I find it is not so much the type of wood but how old and dry that changes the tannin. Smaller branch types dry quicker but even really thick will dry given time. But time is where many lose out on the search. Time in nature is measured in years more often than weeks or days. I don't do tannin so I spend the effort on getting really, truly, dry wood. The downside is that dry wood will float but I can deal with that better than colored water. When you cut the end off a truly dry piece, the color will be very close to uniform from outer layer down to the center.


----------



## Raymond S. (Dec 29, 2012)

Sean W. said:


> Whats up guys,
> 
> Im going to be starting a new 110 gallon high tech tank here shortly, ive been scavenging all over the internet looking for inspiration and ideas. Ive found a lot of really awesome scapes that i really liked but a lot of the time they have wood in them somewhere, sometimes i see just regular driftwood used and other times i see really lengthy and scraggly wood used that looks more like thin branches or roots than driftwood.
> Ive used driftwood in a few of my tanks, and each time ive used it they always turn my water brown, even after i boiled them for a couple hours and soaked them for a few weeks. It seems like no matter what i do with typical driftwood it leaks tannins into my water for at least a year. I really dont like tannins, i like my water crystal clear, so in my last few tanks ive skipped wood altogether and just went with rocks for the hard scape.
> ...


Do they have creeks/streams where you live ? In arias where such exist, you can walk the beds and find places where the roots of the trees
are exposed. Often very twisted and nice looking. These seldom leach tannins as they have been "flushed" already. Get hardwood.
Never pine. Don't have any real info on the pine, but turpentine comes from it.
Most typical "aquarium driftwood" like Malaysian is broken pieces of trees exposing the sap. Tree roots are at least mostly closed in
by the bark. BTW I have bought about 7 pieces off various places mostly Malaysian and only two pieces were half way decent looking
the others being just chunks broke off of a tree.
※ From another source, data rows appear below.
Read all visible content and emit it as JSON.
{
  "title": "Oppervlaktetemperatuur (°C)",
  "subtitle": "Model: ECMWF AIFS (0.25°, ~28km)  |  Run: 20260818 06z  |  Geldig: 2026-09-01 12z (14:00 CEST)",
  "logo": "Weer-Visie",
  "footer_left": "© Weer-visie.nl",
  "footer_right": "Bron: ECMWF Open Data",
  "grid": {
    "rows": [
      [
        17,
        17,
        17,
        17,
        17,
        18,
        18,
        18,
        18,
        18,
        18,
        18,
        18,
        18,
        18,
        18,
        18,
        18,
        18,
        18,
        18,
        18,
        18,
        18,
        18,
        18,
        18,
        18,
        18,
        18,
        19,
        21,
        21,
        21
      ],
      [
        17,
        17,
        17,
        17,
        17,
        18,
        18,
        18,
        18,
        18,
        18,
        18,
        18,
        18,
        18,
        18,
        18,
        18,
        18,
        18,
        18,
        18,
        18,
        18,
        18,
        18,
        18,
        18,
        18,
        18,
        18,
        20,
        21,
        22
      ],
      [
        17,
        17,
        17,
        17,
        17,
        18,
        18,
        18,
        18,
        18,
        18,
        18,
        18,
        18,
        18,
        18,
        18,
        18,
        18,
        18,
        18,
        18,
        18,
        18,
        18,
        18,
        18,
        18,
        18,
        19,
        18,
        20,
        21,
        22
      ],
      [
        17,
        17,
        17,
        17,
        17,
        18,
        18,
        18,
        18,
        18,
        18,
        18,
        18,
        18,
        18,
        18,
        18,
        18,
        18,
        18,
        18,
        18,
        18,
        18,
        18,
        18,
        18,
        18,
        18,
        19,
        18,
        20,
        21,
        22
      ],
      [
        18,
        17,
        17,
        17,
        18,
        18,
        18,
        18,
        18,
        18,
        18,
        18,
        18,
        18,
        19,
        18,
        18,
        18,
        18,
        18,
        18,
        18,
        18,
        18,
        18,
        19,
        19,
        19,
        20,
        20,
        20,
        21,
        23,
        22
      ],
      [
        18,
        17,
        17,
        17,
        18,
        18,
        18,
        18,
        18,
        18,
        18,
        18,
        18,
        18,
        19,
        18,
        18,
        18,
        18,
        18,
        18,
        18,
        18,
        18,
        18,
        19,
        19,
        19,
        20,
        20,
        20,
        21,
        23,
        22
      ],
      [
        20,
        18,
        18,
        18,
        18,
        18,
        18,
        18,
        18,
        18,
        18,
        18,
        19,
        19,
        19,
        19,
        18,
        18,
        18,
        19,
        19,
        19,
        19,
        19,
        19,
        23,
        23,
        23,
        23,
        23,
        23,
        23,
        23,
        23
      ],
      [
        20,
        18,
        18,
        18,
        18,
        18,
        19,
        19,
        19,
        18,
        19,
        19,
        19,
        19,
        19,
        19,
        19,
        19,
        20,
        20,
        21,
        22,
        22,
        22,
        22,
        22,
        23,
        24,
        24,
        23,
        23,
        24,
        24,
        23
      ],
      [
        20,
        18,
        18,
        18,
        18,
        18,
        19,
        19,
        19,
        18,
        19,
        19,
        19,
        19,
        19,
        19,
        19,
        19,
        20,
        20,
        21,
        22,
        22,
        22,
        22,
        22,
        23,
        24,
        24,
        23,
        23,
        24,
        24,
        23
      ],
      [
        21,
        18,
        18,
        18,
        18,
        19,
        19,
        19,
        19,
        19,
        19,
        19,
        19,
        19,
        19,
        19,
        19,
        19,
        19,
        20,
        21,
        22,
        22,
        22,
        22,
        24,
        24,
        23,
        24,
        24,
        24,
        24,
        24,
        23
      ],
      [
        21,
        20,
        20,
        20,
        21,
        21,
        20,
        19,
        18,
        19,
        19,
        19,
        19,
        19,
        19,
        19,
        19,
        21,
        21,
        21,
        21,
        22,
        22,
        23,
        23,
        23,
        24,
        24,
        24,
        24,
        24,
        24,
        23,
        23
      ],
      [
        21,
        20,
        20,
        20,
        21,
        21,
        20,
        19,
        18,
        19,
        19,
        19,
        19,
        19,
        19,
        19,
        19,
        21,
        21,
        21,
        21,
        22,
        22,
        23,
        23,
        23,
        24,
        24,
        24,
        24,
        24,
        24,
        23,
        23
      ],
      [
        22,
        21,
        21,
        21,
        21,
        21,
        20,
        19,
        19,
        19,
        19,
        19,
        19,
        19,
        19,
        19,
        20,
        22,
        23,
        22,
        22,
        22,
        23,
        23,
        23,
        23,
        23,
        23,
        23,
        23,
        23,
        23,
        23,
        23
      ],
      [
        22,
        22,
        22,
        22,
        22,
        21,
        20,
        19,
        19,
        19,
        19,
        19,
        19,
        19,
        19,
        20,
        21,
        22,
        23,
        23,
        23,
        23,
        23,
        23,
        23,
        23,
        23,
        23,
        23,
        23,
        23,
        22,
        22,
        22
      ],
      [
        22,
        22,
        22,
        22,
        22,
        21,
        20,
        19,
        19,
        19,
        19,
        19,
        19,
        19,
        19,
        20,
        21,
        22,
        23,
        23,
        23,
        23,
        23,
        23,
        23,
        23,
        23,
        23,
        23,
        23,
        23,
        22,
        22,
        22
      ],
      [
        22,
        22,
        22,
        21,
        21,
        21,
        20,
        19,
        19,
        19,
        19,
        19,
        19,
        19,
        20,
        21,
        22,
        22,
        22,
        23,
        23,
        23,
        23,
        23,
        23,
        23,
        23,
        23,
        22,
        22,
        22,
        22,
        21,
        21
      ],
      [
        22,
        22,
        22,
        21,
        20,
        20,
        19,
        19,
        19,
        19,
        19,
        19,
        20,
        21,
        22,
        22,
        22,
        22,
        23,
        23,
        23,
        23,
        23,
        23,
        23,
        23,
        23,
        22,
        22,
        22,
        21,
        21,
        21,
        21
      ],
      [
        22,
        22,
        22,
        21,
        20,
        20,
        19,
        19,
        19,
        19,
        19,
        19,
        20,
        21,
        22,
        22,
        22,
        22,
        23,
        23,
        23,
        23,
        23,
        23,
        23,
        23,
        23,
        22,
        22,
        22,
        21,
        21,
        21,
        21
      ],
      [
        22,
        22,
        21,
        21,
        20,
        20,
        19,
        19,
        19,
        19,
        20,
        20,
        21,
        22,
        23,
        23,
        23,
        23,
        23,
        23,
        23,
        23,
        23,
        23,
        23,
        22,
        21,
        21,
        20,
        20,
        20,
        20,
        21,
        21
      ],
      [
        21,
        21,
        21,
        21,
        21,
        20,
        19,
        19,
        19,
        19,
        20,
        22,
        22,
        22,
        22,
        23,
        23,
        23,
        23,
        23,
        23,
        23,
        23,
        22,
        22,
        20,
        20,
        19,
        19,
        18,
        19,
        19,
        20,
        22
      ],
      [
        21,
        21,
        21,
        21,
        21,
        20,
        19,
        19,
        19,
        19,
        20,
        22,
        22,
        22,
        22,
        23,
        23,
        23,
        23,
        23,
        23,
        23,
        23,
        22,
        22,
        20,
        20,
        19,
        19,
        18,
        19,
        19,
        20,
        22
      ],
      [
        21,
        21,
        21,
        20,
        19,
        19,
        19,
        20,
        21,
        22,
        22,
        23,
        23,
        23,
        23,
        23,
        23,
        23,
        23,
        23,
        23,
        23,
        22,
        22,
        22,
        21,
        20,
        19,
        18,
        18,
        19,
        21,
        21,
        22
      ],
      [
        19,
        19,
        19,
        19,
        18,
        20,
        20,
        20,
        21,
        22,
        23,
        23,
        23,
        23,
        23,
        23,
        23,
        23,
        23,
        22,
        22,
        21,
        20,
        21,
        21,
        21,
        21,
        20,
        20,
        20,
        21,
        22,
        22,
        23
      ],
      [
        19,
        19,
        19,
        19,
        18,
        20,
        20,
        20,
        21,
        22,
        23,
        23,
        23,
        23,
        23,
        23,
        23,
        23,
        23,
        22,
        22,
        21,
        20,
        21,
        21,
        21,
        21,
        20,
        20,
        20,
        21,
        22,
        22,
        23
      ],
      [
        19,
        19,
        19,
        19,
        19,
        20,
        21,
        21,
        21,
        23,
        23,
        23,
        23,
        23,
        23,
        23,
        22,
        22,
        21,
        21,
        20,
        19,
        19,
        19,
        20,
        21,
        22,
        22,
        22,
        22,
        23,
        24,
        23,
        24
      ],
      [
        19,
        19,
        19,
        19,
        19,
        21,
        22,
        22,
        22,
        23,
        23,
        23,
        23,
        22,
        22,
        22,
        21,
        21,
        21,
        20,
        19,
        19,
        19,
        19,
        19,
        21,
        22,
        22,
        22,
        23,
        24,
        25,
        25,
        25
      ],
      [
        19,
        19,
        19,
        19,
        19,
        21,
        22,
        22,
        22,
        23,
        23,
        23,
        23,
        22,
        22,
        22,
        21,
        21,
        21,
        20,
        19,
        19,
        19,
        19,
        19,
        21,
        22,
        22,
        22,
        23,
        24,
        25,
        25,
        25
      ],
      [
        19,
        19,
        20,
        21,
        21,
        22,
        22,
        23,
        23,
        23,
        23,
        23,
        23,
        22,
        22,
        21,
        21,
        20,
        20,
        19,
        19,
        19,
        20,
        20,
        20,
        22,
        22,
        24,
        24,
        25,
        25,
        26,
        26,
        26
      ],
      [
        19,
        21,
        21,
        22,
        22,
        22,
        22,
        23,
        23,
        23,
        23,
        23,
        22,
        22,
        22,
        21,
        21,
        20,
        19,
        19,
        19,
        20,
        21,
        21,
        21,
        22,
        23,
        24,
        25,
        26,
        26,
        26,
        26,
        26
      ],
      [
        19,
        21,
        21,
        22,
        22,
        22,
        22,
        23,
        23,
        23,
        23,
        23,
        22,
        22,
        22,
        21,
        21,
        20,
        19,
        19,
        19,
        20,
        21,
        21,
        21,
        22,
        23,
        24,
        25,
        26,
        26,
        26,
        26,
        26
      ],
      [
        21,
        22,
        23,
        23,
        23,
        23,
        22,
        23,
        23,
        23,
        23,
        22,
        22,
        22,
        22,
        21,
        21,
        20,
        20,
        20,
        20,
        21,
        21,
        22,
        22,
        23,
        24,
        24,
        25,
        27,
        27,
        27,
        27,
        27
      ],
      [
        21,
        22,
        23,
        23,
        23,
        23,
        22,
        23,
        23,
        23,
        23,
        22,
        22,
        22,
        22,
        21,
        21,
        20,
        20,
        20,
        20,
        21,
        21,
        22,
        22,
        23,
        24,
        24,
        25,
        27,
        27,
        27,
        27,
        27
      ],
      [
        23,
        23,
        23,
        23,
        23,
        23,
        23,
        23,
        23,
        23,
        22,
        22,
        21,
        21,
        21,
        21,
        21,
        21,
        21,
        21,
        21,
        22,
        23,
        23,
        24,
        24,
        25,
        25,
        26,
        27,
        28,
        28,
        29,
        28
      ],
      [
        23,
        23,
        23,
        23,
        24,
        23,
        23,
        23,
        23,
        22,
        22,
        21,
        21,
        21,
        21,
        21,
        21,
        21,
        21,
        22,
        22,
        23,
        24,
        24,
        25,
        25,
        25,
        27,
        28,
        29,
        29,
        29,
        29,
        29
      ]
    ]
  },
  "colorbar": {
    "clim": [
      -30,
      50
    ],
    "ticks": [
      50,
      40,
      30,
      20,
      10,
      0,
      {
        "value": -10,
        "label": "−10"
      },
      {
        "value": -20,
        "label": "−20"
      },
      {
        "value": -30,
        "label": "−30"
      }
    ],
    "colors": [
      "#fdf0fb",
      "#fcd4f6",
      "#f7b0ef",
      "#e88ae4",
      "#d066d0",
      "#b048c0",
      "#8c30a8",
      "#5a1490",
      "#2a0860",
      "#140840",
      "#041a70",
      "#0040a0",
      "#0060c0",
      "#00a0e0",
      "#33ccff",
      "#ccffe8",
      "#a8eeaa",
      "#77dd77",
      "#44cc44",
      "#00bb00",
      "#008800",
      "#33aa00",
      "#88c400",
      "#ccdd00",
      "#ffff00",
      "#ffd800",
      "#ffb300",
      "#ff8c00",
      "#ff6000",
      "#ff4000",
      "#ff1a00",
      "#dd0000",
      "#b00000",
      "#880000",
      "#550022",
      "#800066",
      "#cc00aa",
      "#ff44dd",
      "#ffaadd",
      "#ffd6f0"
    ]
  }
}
Actually one of the decent ones is that way but it just happened to look fairly
good. Gave 4 pieces to my LFS...probable $50-$60 worth. Just saying if you do buy/see it first or forget it unless your making
just a pile of it in one place intended to look like a log jam etc.


----------



## Vermino (Jun 14, 2012)

Manzanita would be your best bet on keeping the tannins at a minimum. I don't know what kind of driftwood you were using but I believe Mopani is the worst i've had with tannins. Though it only took a few boilings and soaks to get it to stop.

Remember the manzanita will break down alot quicker compared to Mopani because of the density of the woods.


----------